カンナビノイド化合物のレベルを増加させる、請求項１５または１６に記載の方法。
カンナビノイド化合物のレベルを減少させる、請求項１５または１６に記載の方法。
生物、細胞または組織でのカルボン酸およびＣｏＡ存在下で請求項１〜４のいずれか一項に記載の核酸分子を発現することを含んでなる生物、細胞または組織での自然に生じるカンナビノイド化合物またはカンナビノイド化合物の非天然アナログを合成する方法。
生物、細胞または組織が微生物由来である、請求項１５〜１９のいずれか一項に記載の方法。
微生物がサッカロマイセス・セルビジエ酵母または大腸菌である、請求項２１に記載の方法。
カンナビノイド生合成経路の一以上の酵素をコードする一以上の他の核酸の発現または過剰発現と組み合わせて核酸分子を発現または過剰発現させる、請求項１５〜２１のいずれか一項に記載の方法。
カンナビノイド生合成経路の一以上の酵素が、オリベトール酸シンターゼ、３型ポリケチドシンターゼ、ポリケチドシクラーゼ、芳香族ペンチルトランスフェラーゼまたはカンナビノイド形成オキシドシラーゼの一以上である、請求項２２に記載の方法。
カンナビノイド生合成経路の一以上の酵素が、３型ポリケチドシンターゼ／オリベトールシンターゼ、ゲラニルピロリン酸：オリベトレートゲラニルトランスフェラーゼ、Δ^９−テトラヒドロカンナビノール酸シンターゼ、カンナビジオール酸シンターゼまたはカンナビクロメン酸シンターゼの一以上である、請求項２３に記載の方法。
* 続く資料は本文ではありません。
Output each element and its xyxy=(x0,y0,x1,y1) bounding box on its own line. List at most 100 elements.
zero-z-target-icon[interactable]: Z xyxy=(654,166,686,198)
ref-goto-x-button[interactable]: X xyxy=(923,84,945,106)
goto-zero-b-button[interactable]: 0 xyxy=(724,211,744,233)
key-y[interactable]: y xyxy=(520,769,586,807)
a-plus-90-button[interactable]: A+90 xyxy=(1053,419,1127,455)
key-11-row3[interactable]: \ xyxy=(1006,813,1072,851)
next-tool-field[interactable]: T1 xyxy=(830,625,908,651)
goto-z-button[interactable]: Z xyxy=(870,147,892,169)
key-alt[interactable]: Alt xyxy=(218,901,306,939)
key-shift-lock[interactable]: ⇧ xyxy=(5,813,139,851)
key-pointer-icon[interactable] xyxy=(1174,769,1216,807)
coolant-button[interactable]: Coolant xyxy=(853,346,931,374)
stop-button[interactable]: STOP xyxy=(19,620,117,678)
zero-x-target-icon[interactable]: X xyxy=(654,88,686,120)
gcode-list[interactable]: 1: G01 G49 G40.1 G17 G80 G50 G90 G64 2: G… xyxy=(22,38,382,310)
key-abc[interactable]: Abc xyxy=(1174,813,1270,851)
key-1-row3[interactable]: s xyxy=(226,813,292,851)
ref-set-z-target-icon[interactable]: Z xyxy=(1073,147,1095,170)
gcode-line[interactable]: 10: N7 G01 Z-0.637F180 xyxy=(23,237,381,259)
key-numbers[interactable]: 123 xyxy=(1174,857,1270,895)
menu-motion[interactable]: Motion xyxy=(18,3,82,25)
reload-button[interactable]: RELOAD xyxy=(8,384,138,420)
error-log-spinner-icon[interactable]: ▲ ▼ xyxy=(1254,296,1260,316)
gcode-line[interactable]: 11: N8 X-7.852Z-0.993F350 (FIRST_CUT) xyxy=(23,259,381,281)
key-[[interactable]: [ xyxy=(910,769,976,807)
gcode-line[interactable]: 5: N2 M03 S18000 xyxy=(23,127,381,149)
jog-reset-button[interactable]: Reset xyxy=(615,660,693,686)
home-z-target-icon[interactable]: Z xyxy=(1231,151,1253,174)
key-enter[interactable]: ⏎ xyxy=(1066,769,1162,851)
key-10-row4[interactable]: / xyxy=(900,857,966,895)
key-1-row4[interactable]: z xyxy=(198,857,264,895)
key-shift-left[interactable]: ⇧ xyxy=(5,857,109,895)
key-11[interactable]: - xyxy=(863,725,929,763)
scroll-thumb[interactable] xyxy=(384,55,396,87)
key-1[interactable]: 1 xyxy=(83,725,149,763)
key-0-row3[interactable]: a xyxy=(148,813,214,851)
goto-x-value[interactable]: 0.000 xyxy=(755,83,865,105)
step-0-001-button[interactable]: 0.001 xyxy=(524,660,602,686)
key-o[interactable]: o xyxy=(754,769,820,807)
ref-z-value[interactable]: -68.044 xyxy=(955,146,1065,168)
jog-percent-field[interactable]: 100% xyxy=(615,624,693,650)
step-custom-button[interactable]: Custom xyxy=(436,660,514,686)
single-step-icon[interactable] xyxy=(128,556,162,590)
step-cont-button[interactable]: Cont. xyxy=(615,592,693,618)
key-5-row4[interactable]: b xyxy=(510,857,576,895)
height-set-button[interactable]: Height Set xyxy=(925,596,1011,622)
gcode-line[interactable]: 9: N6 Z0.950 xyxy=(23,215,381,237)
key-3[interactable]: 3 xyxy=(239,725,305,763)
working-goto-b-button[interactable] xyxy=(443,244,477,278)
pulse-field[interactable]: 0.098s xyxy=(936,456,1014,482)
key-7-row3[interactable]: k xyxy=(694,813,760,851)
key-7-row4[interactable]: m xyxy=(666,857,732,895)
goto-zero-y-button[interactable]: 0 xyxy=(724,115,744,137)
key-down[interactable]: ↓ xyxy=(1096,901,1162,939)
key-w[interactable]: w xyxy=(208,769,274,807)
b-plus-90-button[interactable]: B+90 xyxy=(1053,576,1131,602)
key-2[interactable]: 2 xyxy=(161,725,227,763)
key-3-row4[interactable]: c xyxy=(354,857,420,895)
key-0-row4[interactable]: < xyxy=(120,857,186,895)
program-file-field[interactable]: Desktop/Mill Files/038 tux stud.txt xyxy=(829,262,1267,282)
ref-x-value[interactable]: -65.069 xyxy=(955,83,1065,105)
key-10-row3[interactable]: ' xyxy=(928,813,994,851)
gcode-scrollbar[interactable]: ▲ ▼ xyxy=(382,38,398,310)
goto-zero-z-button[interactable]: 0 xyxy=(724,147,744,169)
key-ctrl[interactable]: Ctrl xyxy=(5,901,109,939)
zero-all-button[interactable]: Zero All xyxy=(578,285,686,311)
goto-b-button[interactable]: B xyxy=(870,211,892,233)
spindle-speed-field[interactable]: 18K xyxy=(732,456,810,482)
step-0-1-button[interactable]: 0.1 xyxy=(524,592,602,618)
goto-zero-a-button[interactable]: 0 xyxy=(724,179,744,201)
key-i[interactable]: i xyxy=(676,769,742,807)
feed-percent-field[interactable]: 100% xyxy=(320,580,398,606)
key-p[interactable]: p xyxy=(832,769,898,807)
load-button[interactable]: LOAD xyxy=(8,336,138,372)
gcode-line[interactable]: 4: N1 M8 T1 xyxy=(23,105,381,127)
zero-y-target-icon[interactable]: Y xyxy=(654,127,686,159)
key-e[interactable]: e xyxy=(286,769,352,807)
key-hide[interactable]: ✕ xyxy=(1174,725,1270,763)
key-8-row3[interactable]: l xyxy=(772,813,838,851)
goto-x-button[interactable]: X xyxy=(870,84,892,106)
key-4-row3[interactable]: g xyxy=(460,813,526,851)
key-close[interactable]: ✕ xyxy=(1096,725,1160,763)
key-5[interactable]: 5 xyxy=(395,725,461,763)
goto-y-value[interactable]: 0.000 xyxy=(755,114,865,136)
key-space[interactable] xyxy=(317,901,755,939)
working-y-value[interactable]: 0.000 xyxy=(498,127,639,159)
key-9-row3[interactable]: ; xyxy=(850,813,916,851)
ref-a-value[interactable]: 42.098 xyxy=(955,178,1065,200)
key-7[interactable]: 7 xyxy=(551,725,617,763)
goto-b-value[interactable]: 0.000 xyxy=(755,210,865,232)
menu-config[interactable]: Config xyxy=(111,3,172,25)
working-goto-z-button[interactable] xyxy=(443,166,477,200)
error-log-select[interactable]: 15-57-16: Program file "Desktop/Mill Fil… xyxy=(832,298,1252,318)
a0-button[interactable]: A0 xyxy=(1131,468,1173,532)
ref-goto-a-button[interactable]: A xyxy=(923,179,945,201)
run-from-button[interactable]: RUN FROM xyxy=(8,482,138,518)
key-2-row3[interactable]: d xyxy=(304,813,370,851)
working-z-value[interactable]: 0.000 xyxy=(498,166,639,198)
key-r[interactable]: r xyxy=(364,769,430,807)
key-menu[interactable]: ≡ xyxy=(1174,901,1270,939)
カンナビノイド化合物が、カンナビゲロール酸、Δ^９−テトラヒロドカンナビノール酸、カンナビジオール酸、カンナビクロメン酸、Δ^９−テトラヒドロカンナビノール、カンナビジオール、カンナビクロメンまたは炭素原子１〜９個の長さの側鎖を含んでなるそのアナログの一以上である、請求項１３〜２４のいずれか一項に記載の方法。
インビトロ非細胞反応でのアルカノイル−ＣｏＡの合成方法であって、請求項７に記載のポリペプチドの作用を介してコエンザイムＡとカルボン酸を反応させることを含んでなる合成方法。